A periodicidade do exame depende de cada paciente e das orientações médicas. De forma geral, em pacientes saudáveis, de baixo risco e sem histórico familiar da doença, a colonoscopia pode ser feita a cada cinco anos.

Os sintomas iniciais do câncer colorretal muitas vezes são inespecíficos, como dores abdominais e cólicas, o que pode retardar a busca por atendimento. “Alguns sinais, no entanto, exigem atenção imediata, como sangramento nas fezes — frequentemente confundido com hemorroidas — e o afilamento das fezes, que pode indicar obstrução parcial do intestino provocada pelo tumor. Reconhecer esses sintomas é essencial para que o diagnóstico não aconteça apenas em fases avançadas”, alerta o médico oncologista Oren Smaletz, do Einstein Hospital Israelita (SP).

Smaletz lembra, no entanto, que 75% da população brasileira depende exclusivamente do SUS para seus cuidados de saúde, um ponto central quando se fala em prevenção do câncer colorretal. Atualmente, o sistema público não oferece colonoscopia de rastreamento de forma estruturada, o que limita a detecção precoce da doença. “Para avançar, seria necessário incluir esse exame como parte das diretrizes de prevenção, priorizando, ao menos, os grupos de maior risco — especialmente pessoas com histórico familiar significativo de câncer colorretal. Quando não é possível oferecer colonoscopia para todos, o foco deveria recair sobre aqueles com maior probabilidade de desenvolver a doença”, afirma o especialista.

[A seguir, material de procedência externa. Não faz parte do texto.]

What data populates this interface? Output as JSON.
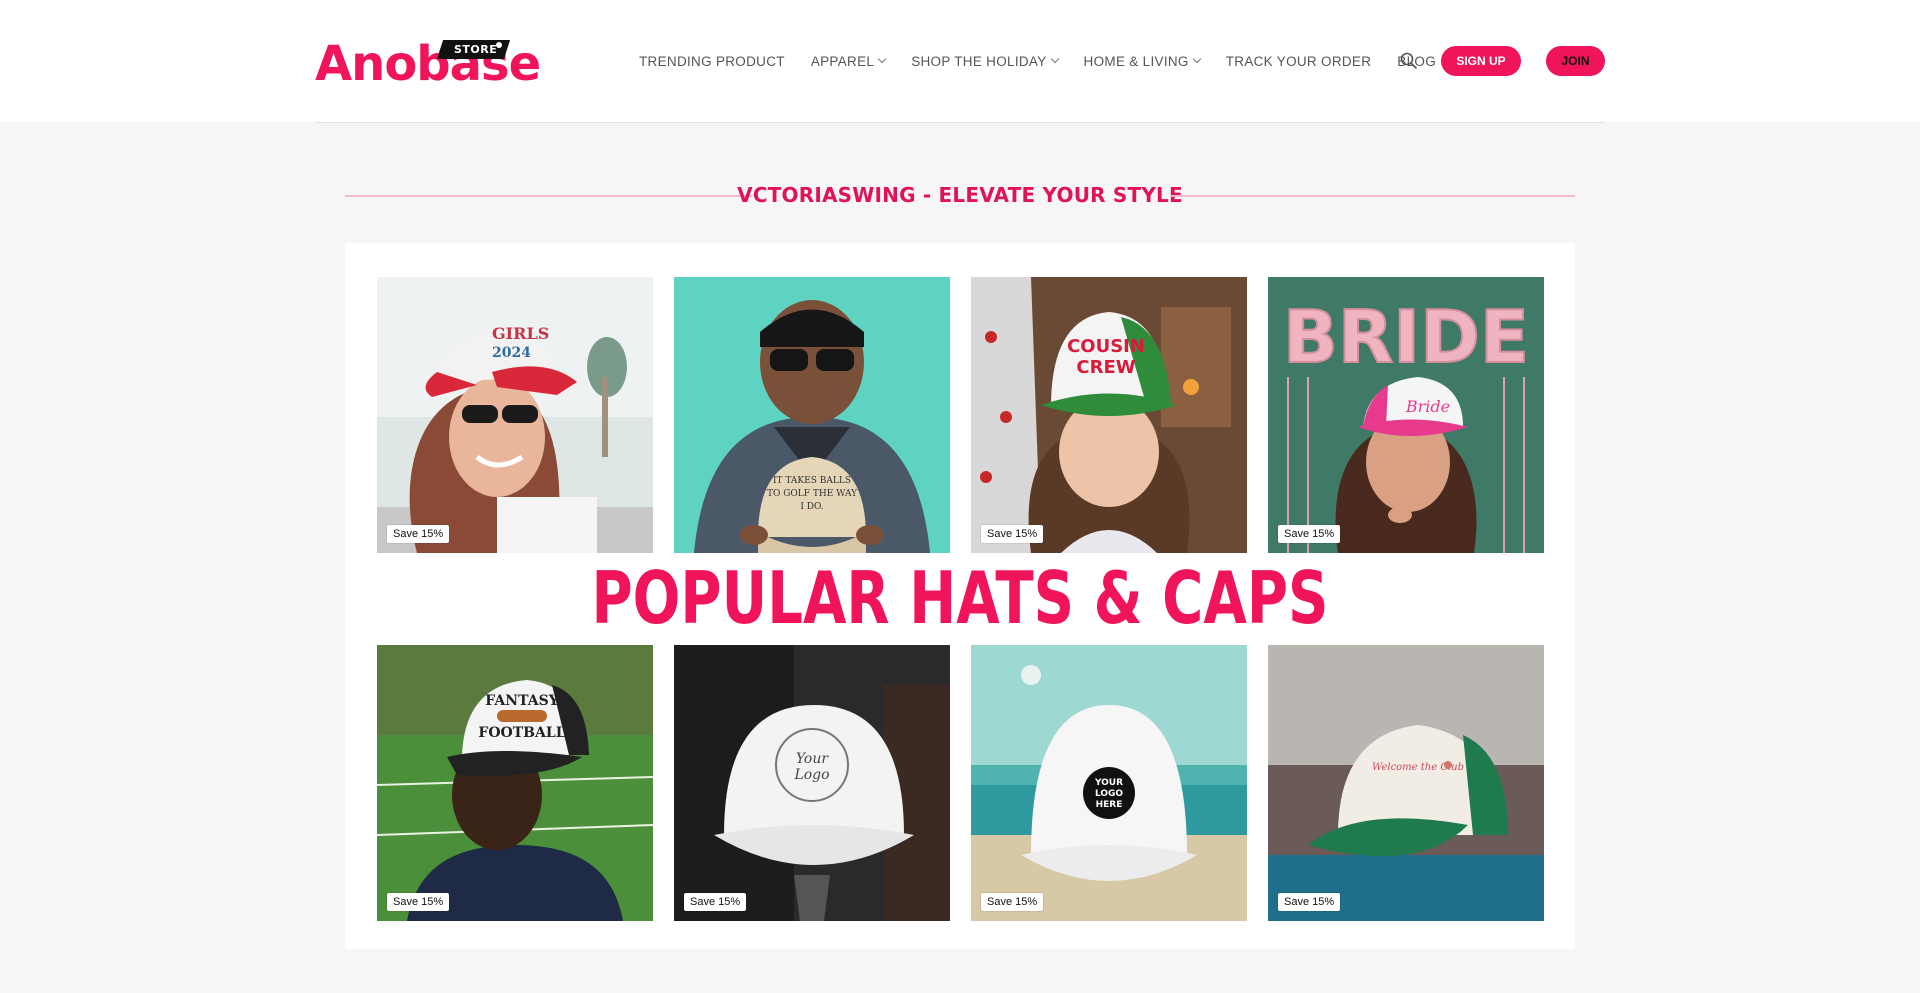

Além da limitação no acesso ao rastreamento, há também um impacto financeiro expressivo decorrente do diagnóstico tardio. Um levantamento da LifesHub, especializada em inteligência artificial e Big Data Analytics, mostra que o Sistema Público de Saúde gastou R$ 3,59 bilhões com tratamentos de pacientes com câncer colorretal entre janeiro de 2021 e setembro de 2025. Em 2023, as despesas chegaram a R$ 753,4 milhões; em 2024, foram R$ 669,7 milhões; e, apenas nos primeiros nove meses de 2025, já totalizavam R$ 647,9 milhões. Os dados revelam ainda que os tratamentos clínicos e cirúrgicos respondem por mais de 90% do custo total, evidenciando o peso do manejo de casos avançados e reforçando a importância de investir em prevenção.

Para a Fundação do Câncer, mudar esse quadro passa não apenas por uma maior conscientização da população, como também por investimentos no acesso aos exames e uma estratégia integrada de saúde pública. “O câncer colorretal tem prevenção e tratamento eficazes quando detectado cedo. O Brasil não pode continuar diagnosticando a maioria dos casos em estágio avançado”, destaca o relatório.